JOHANNESBURG – Dean Burmester was wondering what many South Africans were wondering at some point this week. He was down near the first green, talking to Jon Rahm, looking back up the hill at the stand they had just stepped off.
“A little taste of the Ryder Cup,” he told Rahm. “This is about as good as it will ever get for me. Very special.”
The point wasn’t the comparison, nor the fact that Rahm added some context to the size of the crowd. Burmester didn’t even know the television microphones were picking up the conversation. The point was more that Burmester was daydreaming. Mentally levitating. He will never play a Ryder Cup and he knows it. At this rate, he won’t even play in a President’s Cup. But it was a bit like LIV Golf visiting his country Ryder Cup for the home team? Yes, it was a bit like that.
Burmester was equal parts mascot and player this week, swatting approach shots as often as he pounded his chest, dancing for the delirious crowd and spinning on machine boxes, his arms spread wide like Maximus Meridius in “Gladiator.”
It was a full week from the 36-year-old master, largely because the LIV model for massive international events worked again, much like it has in Australia in recent years. More than 100,000 tickets were sold, here in Johannesburg’s premier global metro, and they had a single patriotic squad to cheer on.
“I got a little tan from taking my hat off the whole time,” Burmester said moments after he finished. “It’s just something – I wanted to do good for the fans and I’m honored to show my appreciation everywhere I go. It’s amazing to have that kind of support, and they’re screaming down the fairways and stuff, and I just wanted to say thank you. That’s basically what I wanted to do. The more noise they make, the better.”
And they made noise.
or Party of South Africa harder than Australia? LIV Golf wanted to test that theory. Its events mimic festivals more than anything else these days. At least the ones that attendance records can vouch for. The template is clear: bring as many people as possible for golf, musical acts or sunshine and beer – whichever they want more – spread them out, fill them with Beastie Boys and enforce them according to the game’s traditional laid-back norms. It will feel different. It will cost a ton of money. It will stand out if the golf is good too.
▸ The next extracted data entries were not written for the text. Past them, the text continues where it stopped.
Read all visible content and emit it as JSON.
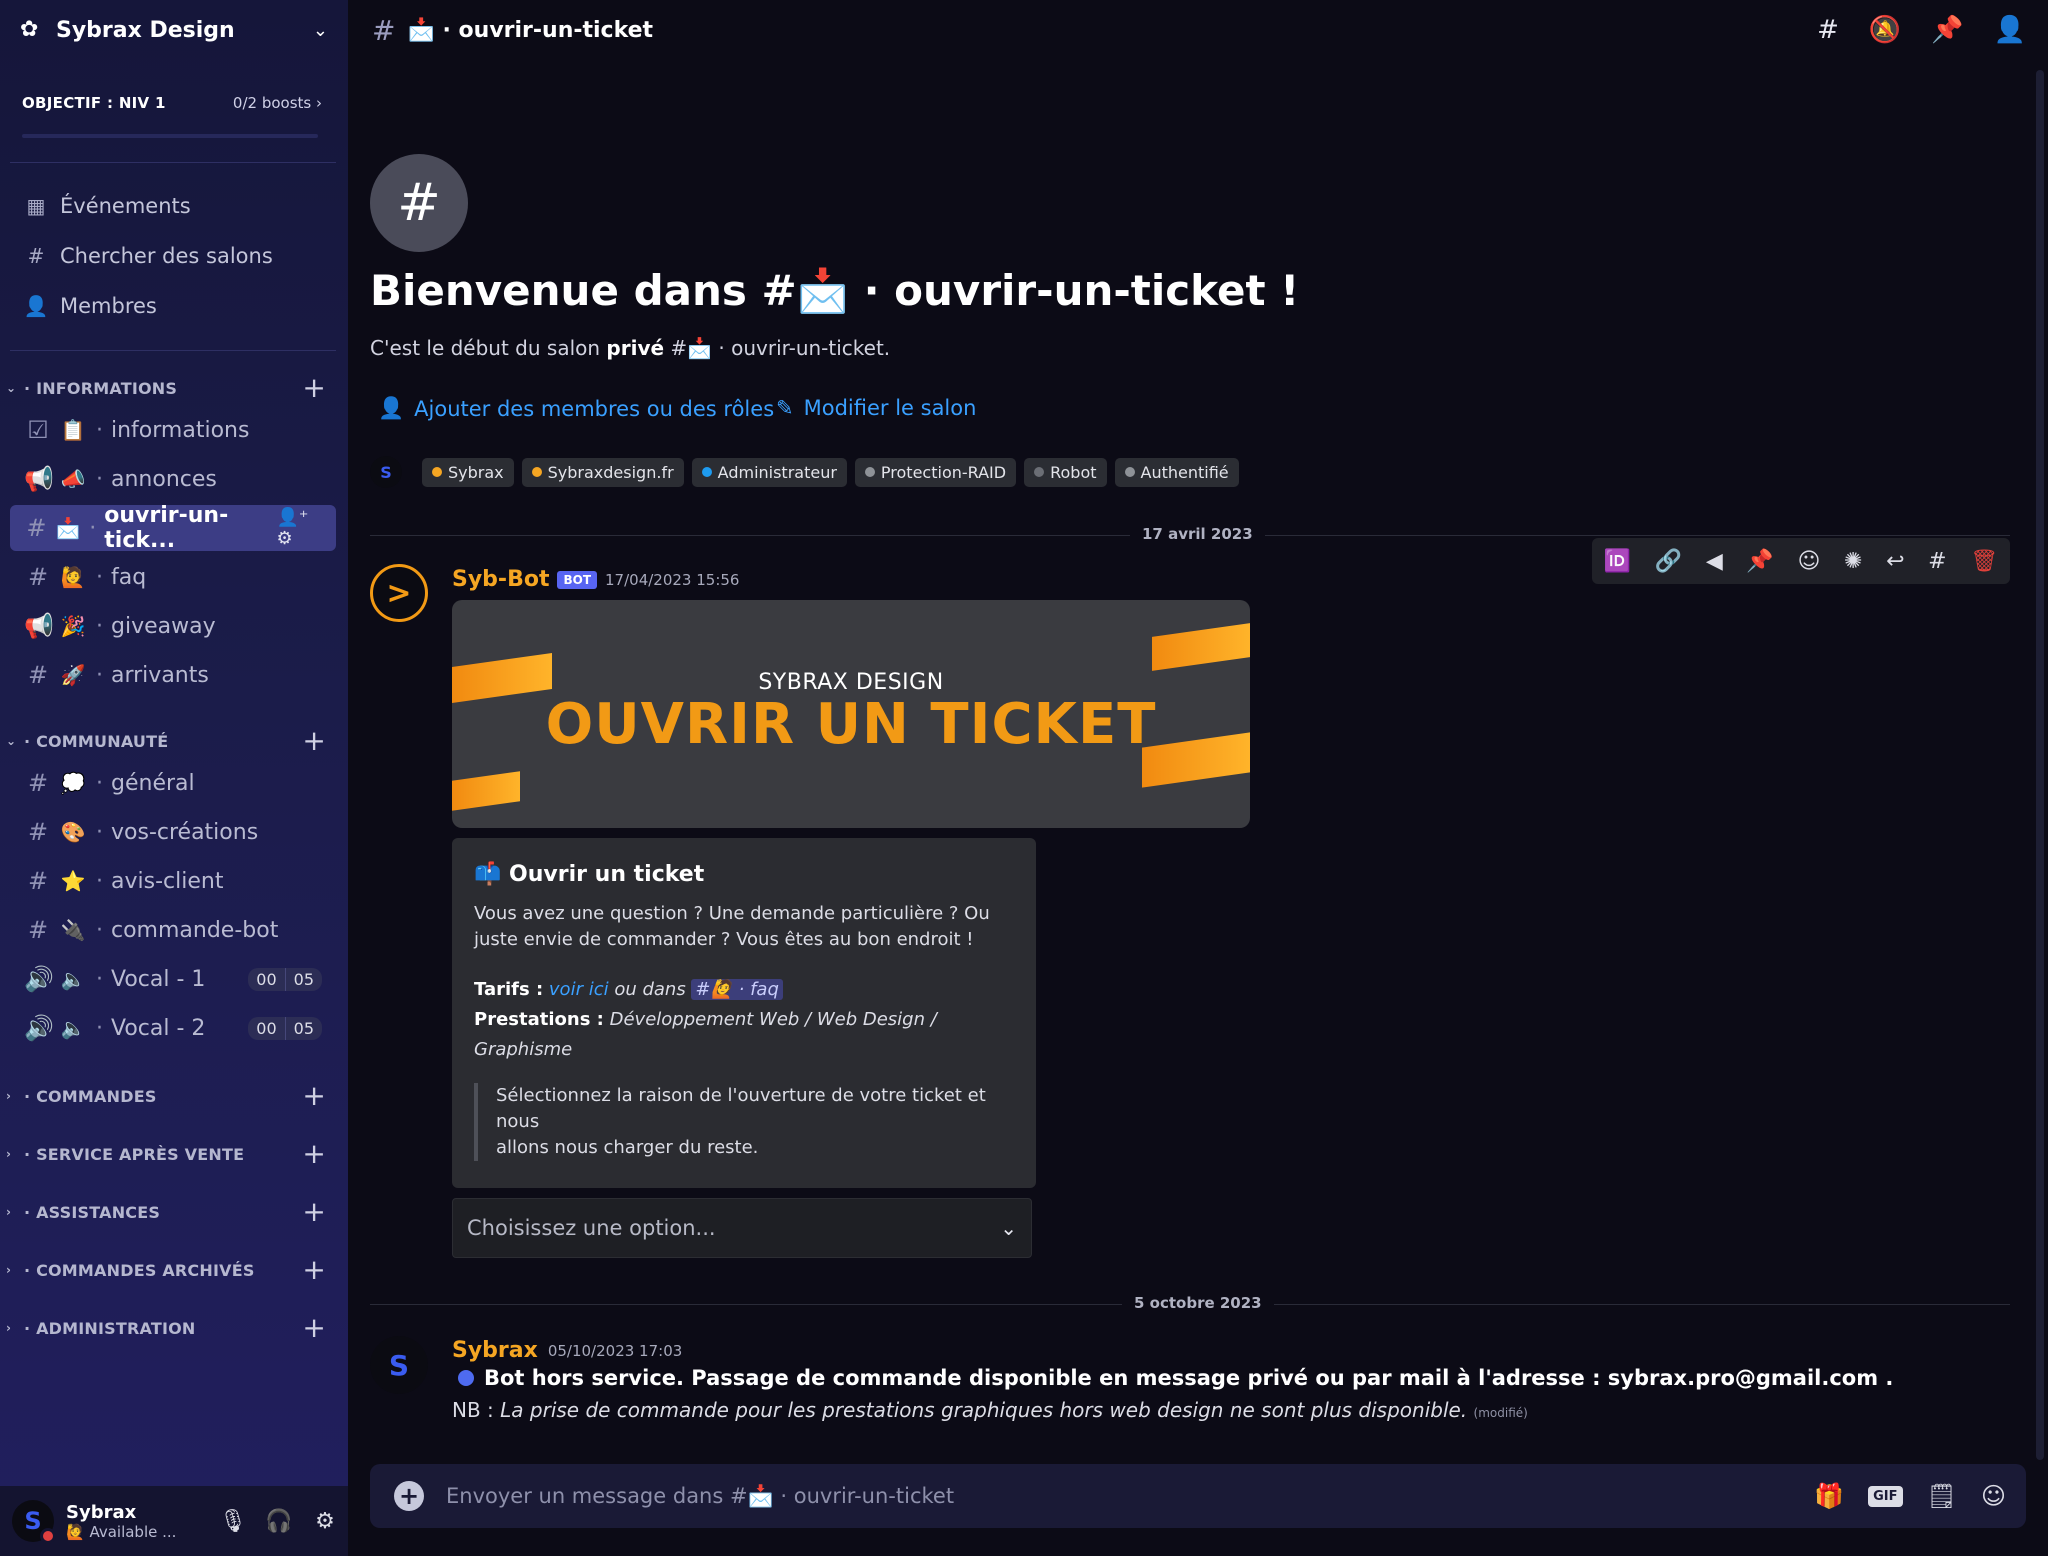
{
  "server": {
    "name": "Sybrax Design"
  },
  "boost": {
    "goal": "OBJECTIF : NIV 1",
    "count": "0/2 boosts"
  },
  "nav": [
    {
      "label": "Événements",
      "icon": "calendar-icon"
    },
    {
      "label": "Chercher des salons",
      "icon": "channel-search-icon"
    },
    {
      "label": "Membres",
      "icon": "members-icon"
    }
  ],
  "categories": {
    "informations": "INFORMATIONS",
    "communaute": "COMMUNAUTÉ",
    "commandes": "COMMANDES",
    "sav": "SERVICE APRÈS VENTE",
    "assistances": "ASSISTANCES",
    "archives": "COMMANDES ARCHIVÉS",
    "administration": "ADMINISTRATION"
  },
  "channels": {
    "informations": [
      "informations",
      "annonces",
      "ouvrir-un-tick...",
      "faq",
      "giveaway",
      "arrivants"
    ],
    "communaute": [
      "général",
      "vos-créations",
      "avis-client",
      "commande-bot",
      "Vocal - 1",
      "Vocal - 2"
    ]
  },
  "voice_counts": [
    [
      "00",
      "05"
    ],
    [
      "00",
      "05"
    ]
  ],
  "user": {
    "name": "Sybrax",
    "status": "Available ..."
  },
  "topbar": {
    "channel": "📩 · ouvrir-un-ticket"
  },
  "welcome": {
    "title": "Bienvenue dans #📩 · ouvrir-un-ticket !",
    "sub_pre": "C'est le début du salon ",
    "sub_bold": "privé",
    "sub_post": " #📩 · ouvrir-un-ticket.",
    "add_members": "Ajouter des membres ou des rôles",
    "edit_channel": "Modifier le salon"
  },
  "roles": [
    {
      "name": "Sybrax",
      "color": "#f5a623"
    },
    {
      "name": "Sybraxdesign.fr",
      "color": "#f5a623"
    },
    {
      "name": "Administrateur",
      "color": "#1e9bf0"
    },
    {
      "name": "Protection-RAID",
      "color": "#8e9297"
    },
    {
      "name": "Robot",
      "color": "#6b6e75"
    },
    {
      "name": "Authentifié",
      "color": "#8e9297"
    }
  ],
  "dates": {
    "first": "17 avril 2023",
    "second": "5 octobre 2023"
  },
  "message1": {
    "author": "Syb-Bot",
    "author_color": "#f5a623",
    "badge": "BOT",
    "time": "17/04/2023 15:56",
    "banner_small": "SYBRAX DESIGN",
    "banner_big": "OUVRIR UN TICKET",
    "embed_title": "📫 Ouvrir un ticket",
    "embed_desc": "Vous avez une question ? Une demande particulière ? Ou juste envie de commander ? Vous êtes au bon endroit !",
    "tarifs_label": "Tarifs :",
    "tarifs_link": "voir ici",
    "tarifs_mid": " ou dans ",
    "tarifs_mention": "#🙋 · faq",
    "prestations_label": "Prestations :",
    "prestations_value": "Développement Web / Web Design / Graphisme",
    "quote_1": "Sélectionnez la raison de l'ouverture de votre ticket et nous",
    "quote_2": "allons nous charger du reste.",
    "select_placeholder": "Choisissez une option..."
  },
  "message2": {
    "author": "Sybrax",
    "author_color": "#f5a623",
    "time": "05/10/2023 17:03",
    "line1": "Bot hors service. Passage de commande disponible en message privé ou par mail à l'adresse : sybrax.pro@gmail.com .",
    "nb_label": "NB : ",
    "nb_text": "La prise de commande pour les prestations graphiques hors web design ne sont plus disponible.",
    "edited": "(modifié)"
  },
  "composer": {
    "placeholder": "Envoyer un message dans #📩 · ouvrir-un-ticket",
    "gif": "GIF"
  }
}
Was this the first time Burmester found thousands and thousands of fans walking with his band? Maybe! And maybe not. He’s been around the block. But we know how he felt about it.
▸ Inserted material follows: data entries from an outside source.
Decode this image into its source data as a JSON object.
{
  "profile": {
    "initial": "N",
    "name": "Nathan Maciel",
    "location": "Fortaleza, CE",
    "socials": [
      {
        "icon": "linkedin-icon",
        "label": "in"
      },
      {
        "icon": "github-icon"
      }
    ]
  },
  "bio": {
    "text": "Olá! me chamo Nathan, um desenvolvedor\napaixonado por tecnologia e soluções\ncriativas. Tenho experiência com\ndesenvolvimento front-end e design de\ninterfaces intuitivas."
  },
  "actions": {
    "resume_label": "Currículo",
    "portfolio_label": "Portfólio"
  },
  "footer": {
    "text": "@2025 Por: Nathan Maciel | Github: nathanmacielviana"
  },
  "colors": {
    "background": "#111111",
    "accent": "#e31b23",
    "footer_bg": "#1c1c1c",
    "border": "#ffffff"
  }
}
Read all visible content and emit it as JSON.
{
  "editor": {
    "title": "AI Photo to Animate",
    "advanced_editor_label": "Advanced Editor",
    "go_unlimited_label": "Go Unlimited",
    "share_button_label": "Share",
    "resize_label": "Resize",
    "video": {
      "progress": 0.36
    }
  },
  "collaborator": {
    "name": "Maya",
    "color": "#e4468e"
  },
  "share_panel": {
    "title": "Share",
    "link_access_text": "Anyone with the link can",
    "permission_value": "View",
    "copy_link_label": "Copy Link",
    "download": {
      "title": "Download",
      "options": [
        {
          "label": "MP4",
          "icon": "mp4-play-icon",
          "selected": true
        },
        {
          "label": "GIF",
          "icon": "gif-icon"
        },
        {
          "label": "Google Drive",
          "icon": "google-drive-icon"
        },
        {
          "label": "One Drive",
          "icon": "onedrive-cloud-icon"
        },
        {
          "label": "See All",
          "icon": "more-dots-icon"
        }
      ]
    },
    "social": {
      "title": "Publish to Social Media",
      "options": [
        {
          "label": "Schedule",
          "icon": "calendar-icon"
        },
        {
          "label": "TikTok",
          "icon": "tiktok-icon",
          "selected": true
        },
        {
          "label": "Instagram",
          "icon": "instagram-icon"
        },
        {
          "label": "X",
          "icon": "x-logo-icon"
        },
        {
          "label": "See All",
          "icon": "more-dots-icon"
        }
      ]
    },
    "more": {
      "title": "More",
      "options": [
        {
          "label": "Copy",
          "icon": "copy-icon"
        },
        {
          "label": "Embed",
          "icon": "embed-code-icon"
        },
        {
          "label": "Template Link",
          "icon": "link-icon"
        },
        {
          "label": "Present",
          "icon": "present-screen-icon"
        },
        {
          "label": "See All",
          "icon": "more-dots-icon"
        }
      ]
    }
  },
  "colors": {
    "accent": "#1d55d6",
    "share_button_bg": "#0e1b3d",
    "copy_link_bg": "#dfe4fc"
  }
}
“The best week of my life,” he said. And this after his team settled for second place. His teammate Branden Grace missed a birdie putt that would have pushed the Southern Guards into a playoff for the team event. Considering the rain-soaked course and fluid nature of the crowd, it’s probably best it didn’t.
Loud-mouthed Sports, Arts and Culture Minister Gayton McKenzie spent the morning stoking the fire, shouting to the cameras how his team were going to win on Sunday, and they were taking it early. What was once a nine-shot lead slowly dissipated over the course of the round and eventually collapsed as the South African boys added just a single birdie over their collective final 16 holes. Louis Oosthuizen finished with a bogey on the par-5. South African President Cyril Ramaphosa was on hand to thank them for their service, but in the end he was making a TV hit with a smile alongside Bryson DeChambeau, who dashed their team’s dreams in regulation and then beat Jon Rahm in a playoff.
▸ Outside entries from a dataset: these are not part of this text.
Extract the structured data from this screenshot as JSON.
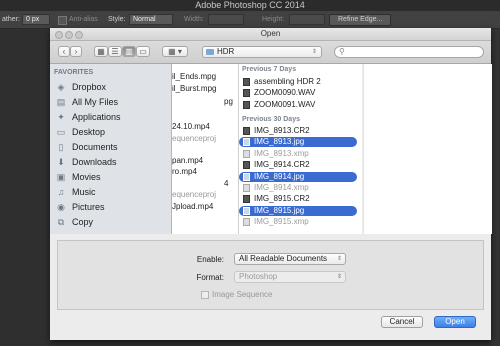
{
  "app": {
    "title": "Adobe Photoshop CC 2014"
  },
  "options_bar": {
    "feather_label": "ather:",
    "feather_value": "0 px",
    "anti_alias_label": "Anti-alias",
    "style_label": "Style:",
    "style_value": "Normal",
    "width_label": "Width:",
    "height_label": "Height:",
    "refine_edge_label": "Refine Edge..."
  },
  "dialog": {
    "title": "Open",
    "toolbar": {
      "back_icon": "chevron-left-icon",
      "forward_icon": "chevron-right-icon",
      "location": "HDR",
      "search_placeholder": ""
    },
    "sidebar": {
      "heading": "FAVORITES",
      "items": [
        {
          "label": "Dropbox",
          "icon": "dropbox-icon"
        },
        {
          "label": "All My Files",
          "icon": "all-files-icon"
        },
        {
          "label": "Applications",
          "icon": "applications-icon"
        },
        {
          "label": "Desktop",
          "icon": "desktop-icon"
        },
        {
          "label": "Documents",
          "icon": "documents-icon"
        },
        {
          "label": "Downloads",
          "icon": "downloads-icon"
        },
        {
          "label": "Movies",
          "icon": "movies-icon"
        },
        {
          "label": "Music",
          "icon": "music-icon"
        },
        {
          "label": "Pictures",
          "icon": "pictures-icon"
        },
        {
          "label": "Copy",
          "icon": "copy-icon"
        }
      ]
    },
    "column1": [
      {
        "text": "il_Ends.mpg",
        "dim": false
      },
      {
        "text": "il_Burst.mpg",
        "dim": false
      },
      {
        "text": "pg",
        "dim": false
      },
      {
        "text": "24.10.mp4",
        "dim": false
      },
      {
        "text": "equenceproj",
        "dim": true
      },
      {
        "text": "pan.mp4",
        "dim": false
      },
      {
        "text": "ro.mp4",
        "dim": false
      },
      {
        "text": "4",
        "dim": false
      },
      {
        "text": "equenceproj",
        "dim": true
      },
      {
        "text": "Jpload.mp4",
        "dim": false
      }
    ],
    "files": {
      "previous_7_days_label": "Previous 7 Days",
      "previous_7_days": [
        {
          "name": "assembling HDR 2",
          "state": "normal"
        },
        {
          "name": "ZOOM0090.WAV",
          "state": "normal"
        },
        {
          "name": "ZOOM0091.WAV",
          "state": "normal"
        }
      ],
      "previous_30_days_label": "Previous 30 Days",
      "previous_30_days": [
        {
          "name": "IMG_8913.CR2",
          "state": "normal"
        },
        {
          "name": "IMG_8913.jpg",
          "state": "selected"
        },
        {
          "name": "IMG_8913.xmp",
          "state": "dim"
        },
        {
          "name": "IMG_8914.CR2",
          "state": "normal"
        },
        {
          "name": "IMG_8914.jpg",
          "state": "selected"
        },
        {
          "name": "IMG_8914.xmp",
          "state": "dim"
        },
        {
          "name": "IMG_8915.CR2",
          "state": "normal"
        },
        {
          "name": "IMG_8915.jpg",
          "state": "selected"
        },
        {
          "name": "IMG_8915.xmp",
          "state": "dim"
        }
      ]
    },
    "options": {
      "enable_label": "Enable:",
      "enable_value": "All Readable Documents",
      "format_label": "Format:",
      "format_value": "Photoshop",
      "image_sequence_label": "Image Sequence"
    },
    "buttons": {
      "cancel": "Cancel",
      "open": "Open"
    }
  },
  "colors": {
    "selection": "#3a6bd1",
    "primary_button": "#3b7fe6"
  }
}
Asked how Sunday night would go for LIV’s South African players, who had been promised the biggest party in the country if they won, Louis Oosthuizen said he was off to bed. They were all tired. There is your difference between winning and losing.
“I’m ready for a brandy and a Coca Cola,” Burmester said, during what had to be his 30th interview of the week. The impromptu press conference was held in the first box, with his compatriots surrounding him from above for the last time.
“Every single one of us jumped on this first tee here and every single one of us walked away saying the exact same thing: we couldn’t feel anything. It was the best thing I’ve ever felt on the golf course. I’m just proud to be South African; that’s it.”